Lo principal y lo secundario
Martes, Marzo 13th, 2007El árbol y el bosque.
Si una avispa se posa en mi rodilla y, al mismo tiempo, un león hambriento se me planta en mi espalda yo me preocuparé antes del león que de la avispa.
Yo, al menos, haría eso.
Otros, se preocuparían (se preocupan) de la avispa, de la hormiga que se lleva el trozo de pan y de si va a llover o no.
Hay gente que hace eso.
Incluso abogados.
Incluso periodistas.
Yo llevo siguiendo este asunto de la reanudación de lo que queda de eliminatoria de cuartos de final de Copa del Rey en mi blog. Ahí están los posts.
He hablado en posts anteriores de objetivos primordiales y de cosas secundarias, sin importancia.
El problema de los torpes es que son torpes.
Y la torpeza se demuestra cuando, con lo principal y con lo secundario por delante, uno se queda con lo secundario.
Criaturitas.
Lo principal, vengo exponiendo, no es otra cosa que conseguir que impere la Justicia.
Siendo breve: que el Sevilla FC, claramente perjudicado por la salvajada cometida por un socio del otro equipo de la ciudad (y no entro en bustos y bustillos, en amoniacos, en ciento sesenta y tantos objetos más, en megafonías, en insultos, en vejaciones, en provocaciones varias) no se vea más perjudicado de lo que ya, es obvio, está.
Lo principal: que el más grande equipo del Sur de España pueda contar para los 34 minutos que faltan con todos sus efectivos, internacionales (naturalmente) incluidos.
Lo demás, la hora, el avión, el AVE, el partido del sábado son detalles insignificantes.
La hormiga, la avispa y las nubes que hay en el cielo.
El Sevilla FC tiene un Presidente que es abogado, esto ya lo he escrito en alguna ocasión.
Un Presidente que, teniendo sus defectos como todos tenemos, es eso, Presidente. Y siempre hace todo lo que hace en aras del beneficio del equipo que preside que, además, es el equipo de sus amores.
En otros lugares hay abogados campeones del mundo de perder pleitos.
Abogados que insisten, visto lo visto, en revalidar pronto su título.
Tras los últimos acontecimientos de la tarde de hoy, el Sevilla FC tiene varias cosas ganadas.
La principal de ellas, como decía en el post anterior, es que ha conseguido el respaldo de la Federación y su garantía para poder alinear tranquilamente a todos sus internacionales para el martes 20.
Esto no lo dice Alfredo Flórez, uno de los mayores incompetentes de la Historia del fútbol, y eso que los hay de gran calado.
Esto lo dice un fax que el Sevilla FC ha recibido antes incluso de que el señor Flórez diera su clase periódica de ineptitud ante la prensa.
Con ese fax, el Sevilla FC se libera de posibles problemas ante las distintas Federaciones.
Ahora el problema no es del Sevilla FC, es de la Federación Española de Fútbol.
Y es que resulta que, tras el fax remitido por RFEF, se han recibido otros de las federaciones francesa, malí y serbia en los que insisten en la petición de que Escudé, Kanouté y Drago estén con sus selecciones el lunes 19.
Ante esta tesitura, el Sevilla FC ha dado el siguiente paso: remitirse al máximo organismo del fútbol internacional, la FIFA, exponer el problema y esperar.

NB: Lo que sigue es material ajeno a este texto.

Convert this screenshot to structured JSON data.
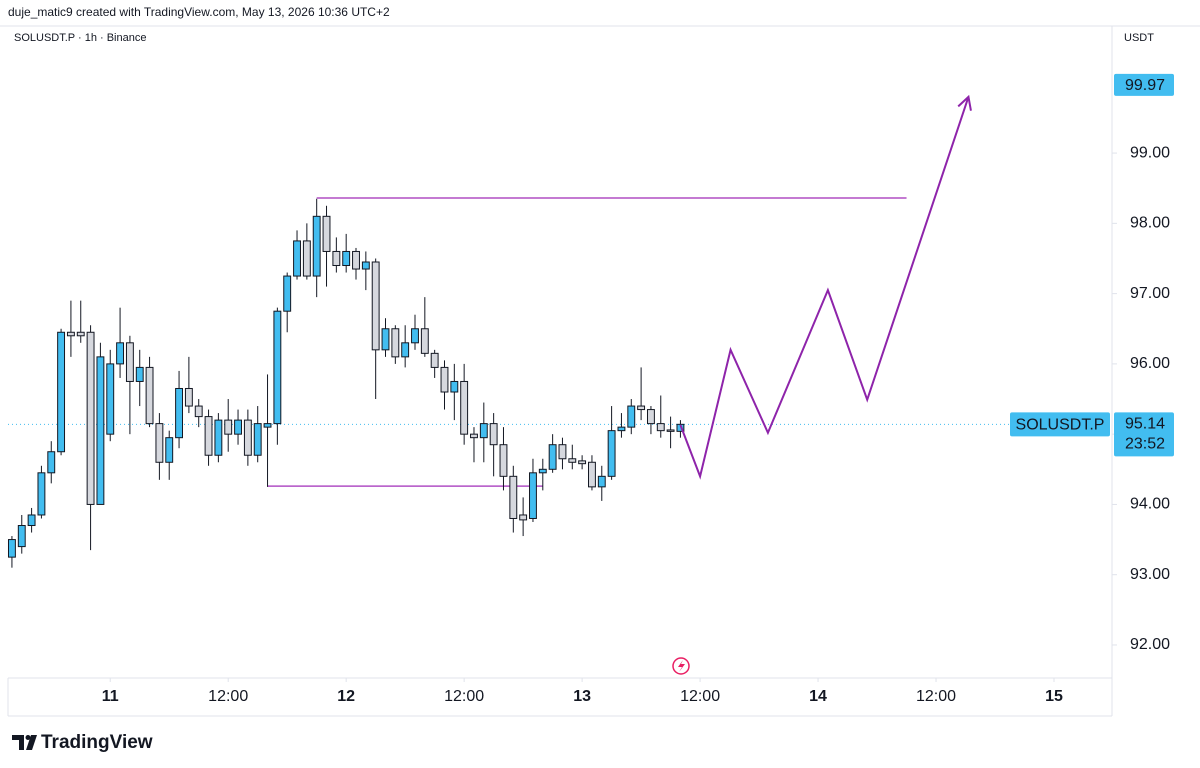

Hay un dato claro: la RFEF ha colocado un partido oficial (lo que queda de él) fuera de calendario y esa decisión (puede que incorrecta por colisionar con los intereses de las distintas selecciones nacionales) no puede perjudicar al Sevilla FC.
Si la FIFA media y da su consentimiento para que los internacionales sevillistas jueguen el martes y se marchen sin problemas después del partido, todo perfecto, pues se habrá conseguido lo que se busca: Justicia, igualdad y que cada uno juegue con todo lo que tenga en su plantilla.
Si la FIFA dice que el Sevilla FC no puede contar con esos jugadores, el Sevilla está libre de culpa, pues posee el respaldo de la RFEF.
¿Y qué pasaría entonces?
Yo no lo sé.
¿Qué pasaría…?
Yo lo único que digo es que, una vez más, me siento absolutamente orgulloso de los dirigentes que llevan las riendas del equipo de mi corazón y que confío cien por cien en lo que hacen.
Y me gustaría que los sevillistas incrédulos no se precipitaran en sacar conclusiones erróneas.
Conclusiones que, por otra parte, entiendo que es fácil sacar si uno escucha o lee a determinados papafritas que hablan como papagayos sin saber ni siquiera de lo que están hablando.